Module 6 – Management and leadership: personal skills (two days) 

This module will be delivered over two days. It will offer a range of leadership skills and development to support enhanced leadership understanding and practice.
Module aims:
Many clinicians have had exposure to the essential principles of management and leadership, so we intend to take a highly innovative approach to this module. This module will cover personal leadership behaviours, styles and competencies, and will map these closely to the new NHS Leadership Framework. It will incorporate personal and team motivation, and how to manage change. Included in this approach will be some personal strategies for resilience and influence for participants.
It will utilise case study and practical application, ensuring that the learning is highly contextualised and real for participants. For example – we have used (in previous deliveries), fictionalised NHS Trust and CCG case studies, utilising financial and operational pressure scenarios and posing a range of relationship-based problems for participants to solve ‘in role’.
Learning outcomes:
At the end of the module the learner will be expected to be able to: 
  • Critically appraise management and leadership models in the context of personal application.
  • Demonstrate enhanced understanding of personal leadership behaviours, and how to utilise these in the workplace to best effect.
  • Understand how to manage change, ensuring personal and team resilience and effectiveness.
 

Module 7 – Quality improvement (two days) 

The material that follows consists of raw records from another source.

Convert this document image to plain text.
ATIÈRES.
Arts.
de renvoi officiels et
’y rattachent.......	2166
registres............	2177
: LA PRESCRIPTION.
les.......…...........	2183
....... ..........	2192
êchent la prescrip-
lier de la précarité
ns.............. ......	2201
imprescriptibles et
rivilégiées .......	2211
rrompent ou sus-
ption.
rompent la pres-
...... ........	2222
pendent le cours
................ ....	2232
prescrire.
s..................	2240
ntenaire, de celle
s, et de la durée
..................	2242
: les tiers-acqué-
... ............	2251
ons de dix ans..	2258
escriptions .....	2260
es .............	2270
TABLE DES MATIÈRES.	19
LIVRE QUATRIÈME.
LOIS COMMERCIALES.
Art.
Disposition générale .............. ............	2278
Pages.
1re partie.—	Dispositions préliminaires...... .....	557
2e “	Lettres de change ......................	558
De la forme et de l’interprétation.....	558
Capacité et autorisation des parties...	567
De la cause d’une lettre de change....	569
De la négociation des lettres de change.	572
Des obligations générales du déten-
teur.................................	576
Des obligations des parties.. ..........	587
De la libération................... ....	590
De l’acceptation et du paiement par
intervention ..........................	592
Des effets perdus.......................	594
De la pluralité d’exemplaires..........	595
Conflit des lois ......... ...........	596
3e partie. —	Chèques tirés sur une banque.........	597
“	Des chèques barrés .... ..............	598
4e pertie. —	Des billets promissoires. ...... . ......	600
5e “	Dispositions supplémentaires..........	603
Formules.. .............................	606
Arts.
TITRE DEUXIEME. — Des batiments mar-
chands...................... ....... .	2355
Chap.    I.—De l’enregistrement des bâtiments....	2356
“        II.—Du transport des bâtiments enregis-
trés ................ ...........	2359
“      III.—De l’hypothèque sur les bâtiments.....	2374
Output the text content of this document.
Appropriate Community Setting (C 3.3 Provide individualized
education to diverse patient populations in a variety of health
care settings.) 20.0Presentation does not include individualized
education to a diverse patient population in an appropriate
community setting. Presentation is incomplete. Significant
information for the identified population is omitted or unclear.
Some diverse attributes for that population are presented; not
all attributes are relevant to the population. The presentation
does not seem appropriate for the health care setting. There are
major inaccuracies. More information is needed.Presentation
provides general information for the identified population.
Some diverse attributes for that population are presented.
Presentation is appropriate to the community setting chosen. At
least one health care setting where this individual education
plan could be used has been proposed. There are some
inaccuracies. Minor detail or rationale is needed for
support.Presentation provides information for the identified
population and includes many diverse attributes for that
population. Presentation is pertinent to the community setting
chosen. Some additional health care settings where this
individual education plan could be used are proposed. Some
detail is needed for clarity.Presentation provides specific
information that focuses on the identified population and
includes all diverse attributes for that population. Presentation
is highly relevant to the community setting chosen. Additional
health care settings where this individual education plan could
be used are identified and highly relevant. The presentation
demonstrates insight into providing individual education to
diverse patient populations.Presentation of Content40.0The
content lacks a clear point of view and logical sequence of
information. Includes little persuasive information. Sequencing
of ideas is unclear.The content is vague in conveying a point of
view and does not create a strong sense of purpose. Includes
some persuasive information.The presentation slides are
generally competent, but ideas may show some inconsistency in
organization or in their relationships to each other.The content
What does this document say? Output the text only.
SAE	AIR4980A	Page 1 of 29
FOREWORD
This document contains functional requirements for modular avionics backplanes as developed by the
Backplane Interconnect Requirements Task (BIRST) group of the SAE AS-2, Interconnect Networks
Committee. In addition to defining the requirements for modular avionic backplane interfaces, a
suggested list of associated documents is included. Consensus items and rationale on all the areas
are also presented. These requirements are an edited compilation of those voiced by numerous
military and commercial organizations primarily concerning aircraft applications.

Quality Improvement is described by The King’s Fund as “the use of systematic tools and methods to continuously improve the quality of care and outcomes for patients”. The concept of Quality Improvement in healthcare is not new and efforts to reduce the spread of disease and reorganise services to provide better patient care have been evident for almost 200 years.
Learning from industry, healthcare systems around the world developed structured approaches to improvements that can be learned and applied in any setting; these Quality Improvement approaches continue to provide the mechanism by which both care and productivity can be improved. 
Module aims:
This 2-day module will introduce you to key components needed to sustain transformative change through the use of the Change Model for Health and Care, as well as the essential tools of Quality Improvement. 
Throughout this module you will be encouraged to apply the tools to practical scenarios so that you develop a clear understanding of how they work and the confidence to apply them in your own setting.  
Learning outcomes:
At the end of this module, you will be able to:
  • better understand the problem you are trying to solve through the use of data and process mapping,
  • generate, organise and prioritise ideas for change through the use of creative thinking and driver diagrams,
  • systematically and quickly test changes using the Model for Improvement,
  • apply theories of change leadership to service improvement challenges.